Dengan membawa poster Presiden Jokowi dan membentang spanduk bertuliskan “Kami mohon Presiden Jokowi distribusikan tanah untuk rakyat”, masyarakat petani ini meminta DPRD Sumut untuk mendengarkan aspirasi yang mereka tuntut.
Koordinator aksi, Johan Merdeka mengatakan, pihaknya meminta agar pemerintah mencabut hak guna usaha (HGU) Perkebunan dengan luas lahan 5.873,08 hektare (Ha).Sebab, tanah tersebut merupakan perjuangan reformasi dan rakyat.
“Ingat, bukan perjuangan Gubernur Sumut, tangkap mafia tanah yang ada di Pemprov Sumut dan Kanwil ATR/BPN Sumut,” kata Johan saat diwawancarai di depan Gedung DPRD Sumut, Jalan Imam Bonjol, Medan, Rabu (2/2/2022).
Johan menilai, Gubernur Sumut Edy Rahmayadi dan BPN gagal dalam menyelesaikan persoalan tanah rakyat dengan kebun negara yang meliputi PTPN 1, 2 dan 4.

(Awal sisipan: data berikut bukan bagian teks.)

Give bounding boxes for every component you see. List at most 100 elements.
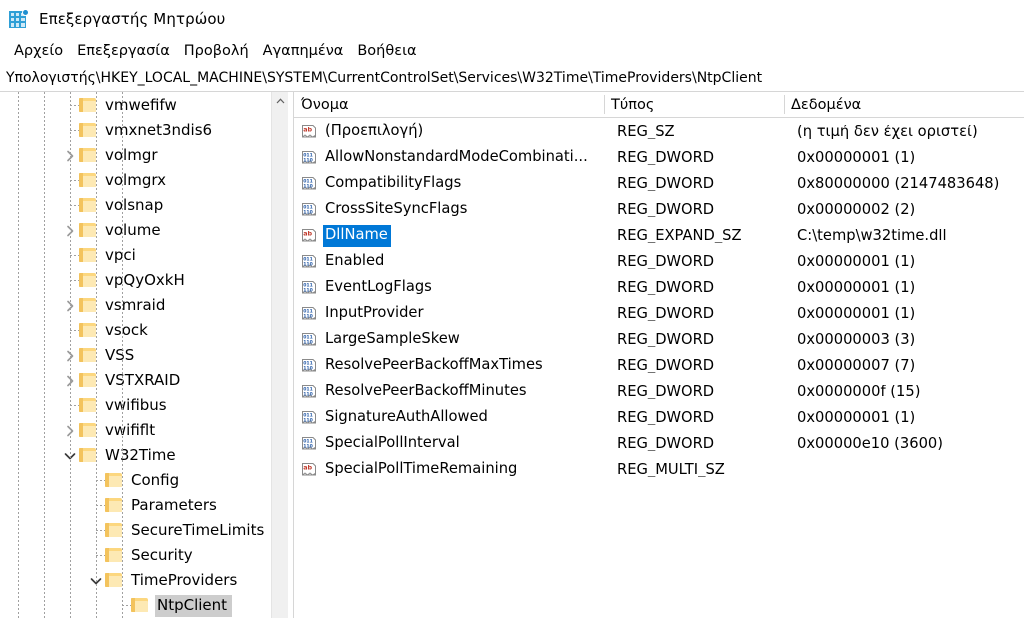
tree-item-label: volume xyxy=(105,220,161,239)
svg-text:110: 110 xyxy=(303,209,313,215)
value-row[interactable]: 011 110 ResolvePeerBackoffMinutes REG_DWORD… xyxy=(294,379,1024,405)
value-row[interactable]: 011 110 SpecialPollInterval REG_DWORD 0x0000… xyxy=(294,431,1024,457)
value-row[interactable]: 011 110 InputProvider REG_DWORD 0x00000001 (… xyxy=(294,301,1024,327)
tree-guide-connector xyxy=(122,605,131,606)
column-header-data[interactable]: Δεδομένα xyxy=(784,92,1024,117)
dword-value-icon: 011 110 xyxy=(301,358,317,374)
menu-item-edit[interactable]: Επεξεργασία xyxy=(70,41,177,62)
string-value-icon: ab xyxy=(301,228,317,244)
value-name-text: SpecialPollInterval xyxy=(325,434,460,452)
svg-text:110: 110 xyxy=(303,443,313,449)
value-name-cell: Enabled xyxy=(323,251,610,273)
svg-text:ab: ab xyxy=(303,464,312,472)
folder-icon xyxy=(105,573,122,588)
window-title: Επεξεργαστής Μητρώου xyxy=(39,10,226,28)
value-name-text: ResolvePeerBackoffMaxTimes xyxy=(325,356,543,374)
menu-item-file[interactable]: Αρχείο xyxy=(7,41,70,62)
folder-icon xyxy=(79,148,96,163)
tree-guide-connector xyxy=(70,180,79,181)
dword-value-icon: 011 110 xyxy=(301,306,317,322)
tree-item-label: Parameters xyxy=(131,495,217,514)
registry-editor-icon xyxy=(9,9,29,29)
value-type-cell: REG_DWORD xyxy=(617,280,715,296)
tree-item-label: vwifibus xyxy=(105,395,167,414)
folder-icon xyxy=(105,473,122,488)
folder-icon xyxy=(79,373,96,388)
tree-item-label: Security xyxy=(131,545,193,564)
folder-icon xyxy=(79,348,96,363)
folder-icon xyxy=(79,173,96,188)
value-type-cell: REG_DWORD xyxy=(617,176,715,192)
dword-value-icon: 011 110 xyxy=(301,254,317,270)
value-data-cell: 0x00000002 (2) xyxy=(797,202,916,218)
value-row[interactable]: 011 110 Enabled REG_DWORD 0x00000001 (1) xyxy=(294,249,1024,275)
tree-guide-connector xyxy=(70,105,79,106)
menu-item-favorites[interactable]: Αγαπημένα xyxy=(256,41,351,62)
menu-item-view[interactable]: Προβολή xyxy=(177,41,256,62)
folder-icon xyxy=(79,398,96,413)
value-row[interactable]: 011 110 LargeSampleSkew REG_DWORD 0x00000003… xyxy=(294,327,1024,353)
tree-item-label: vmxnet3ndis6 xyxy=(105,120,213,139)
tree-guide-connector xyxy=(70,405,79,406)
value-type-cell: REG_EXPAND_SZ xyxy=(617,228,742,244)
value-type-cell: REG_DWORD xyxy=(617,332,715,348)
tree-item-label: volmgrx xyxy=(105,170,166,189)
menu-bar: Αρχείο Επεξεργασία Προβολή Αγαπημένα Βοή… xyxy=(0,38,1024,65)
tree-item-label: TimeProviders xyxy=(131,570,238,589)
tree-item-label: Config xyxy=(131,470,180,489)
value-type-cell: REG_MULTI_SZ xyxy=(617,462,725,478)
tree-item-label: vwififlt xyxy=(105,420,156,439)
value-row[interactable]: 011 110 CrossSiteSyncFlags REG_DWORD 0x00000… xyxy=(294,197,1024,223)
svg-text:ab: ab xyxy=(303,230,312,238)
title-bar: Επεξεργαστής Μητρώου xyxy=(0,0,1024,38)
value-name-cell: ResolvePeerBackoffMinutes xyxy=(323,381,610,403)
svg-text:110: 110 xyxy=(303,261,313,267)
dword-value-icon: 011 110 xyxy=(301,436,317,452)
value-row[interactable]: ab (Προεπιλογή) REG_SZ (η τιμή δεν έχει ορι… xyxy=(294,119,1024,145)
value-name-text: SpecialPollTimeRemaining xyxy=(325,460,518,478)
value-row[interactable]: 011 110 CompatibilityFlags REG_DWORD 0x80000… xyxy=(294,171,1024,197)
main-content: vmwefifw vmxnet3ndis6 volmgr volmgrx volsnap… xyxy=(0,92,1024,618)
value-row[interactable]: 011 110 EventLogFlags REG_DWORD 0x00000001 (… xyxy=(294,275,1024,301)
tree-guide-connector xyxy=(70,130,79,131)
column-header-type[interactable]: Τύπος xyxy=(604,92,784,117)
svg-text:110: 110 xyxy=(303,287,313,293)
value-name-text: EventLogFlags xyxy=(325,278,432,296)
value-data-cell: 0x0000000f (15) xyxy=(797,384,921,400)
tree-guide-line xyxy=(44,92,45,618)
tree-vertical-scrollbar[interactable] xyxy=(271,92,288,618)
value-data-cell: 0x00000001 (1) xyxy=(797,410,916,426)
value-row[interactable]: 011 110 ResolvePeerBackoffMaxTimes REG_DWOR… xyxy=(294,353,1024,379)
value-name-text: SignatureAuthAllowed xyxy=(325,408,488,426)
tree-guide-connector xyxy=(70,205,79,206)
dword-value-icon: 011 110 xyxy=(301,176,317,192)
tree-item-label: vsmraid xyxy=(105,295,166,314)
svg-text:ab: ab xyxy=(303,126,312,134)
value-name-text: ResolvePeerBackoffMinutes xyxy=(325,382,527,400)
menu-item-help[interactable]: Βοήθεια xyxy=(350,41,423,62)
value-name-text: InputProvider xyxy=(325,304,424,322)
value-data-cell: (η τιμή δεν έχει οριστεί) xyxy=(797,124,978,140)
value-row[interactable]: 011 110 AllowNonstandardModeCombinati... RE… xyxy=(294,145,1024,171)
value-name-text: CrossSiteSyncFlags xyxy=(325,200,468,218)
tree-guide-line xyxy=(18,92,19,618)
svg-text:110: 110 xyxy=(303,157,313,163)
chevron-up-icon[interactable] xyxy=(272,92,288,109)
folder-icon xyxy=(105,548,122,563)
value-row[interactable]: ab SpecialPollTimeRemaining REG_MULTI_SZ xyxy=(294,457,1024,483)
value-row[interactable]: 011 110 SignatureAuthAllowed REG_DWORD 0x000… xyxy=(294,405,1024,431)
column-header-name[interactable]: Όνομα xyxy=(294,92,604,117)
folder-icon xyxy=(105,523,122,538)
svg-text:110: 110 xyxy=(303,365,313,371)
value-name-text: Enabled xyxy=(325,252,385,270)
tree-guide-connector xyxy=(70,330,79,331)
value-row-selected[interactable]: ab DllName REG_EXPAND_SZ C:\temp\w32time.dl… xyxy=(294,223,1024,249)
value-data-cell: 0x00000001 (1) xyxy=(797,306,916,322)
address-bar[interactable]: Υπολογιστής\HKEY_LOCAL_MACHINE\SYSTEM\Cu… xyxy=(0,65,1024,92)
value-name-cell: LargeSampleSkew xyxy=(323,329,610,351)
value-data-cell: 0x00000001 (1) xyxy=(797,280,916,296)
tree-guide-connector xyxy=(96,505,105,506)
registry-tree-pane[interactable]: vmwefifw vmxnet3ndis6 volmgr volmgrx volsnap… xyxy=(0,92,288,618)
value-data-cell: 0x80000000 (2147483648) xyxy=(797,176,1000,192)
value-name-cell: DllName xyxy=(323,225,610,247)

Pihaknya meminta Presiden Jokowi mengambil alih penyelesaian tanah di Sumut, terutama lahan eks HGU PTPN-2 seluas 5.873,06 Ha.
“Kami meminta DPRD Sumut agar melakukan evaluasi sebagai wakil rakyat dan lembaga kontrol terhadap kinerja tim inventarisasi tanah eks HGU yang dibentuk Gubernur Sumut.
Laksanakan PP (Peraturan Pemerintah) tentang reformasi agraria terhadap tanah yang diduduki dan diusahai rakyat agar redistribusi,” ungkapnya.
Pantauan wartawan, unjuk rasa yang berlangsung mendapat pengawalan ketat dari kepolisian. Massa aksi juga tetap mentaati protokol kesehatan (Prokes).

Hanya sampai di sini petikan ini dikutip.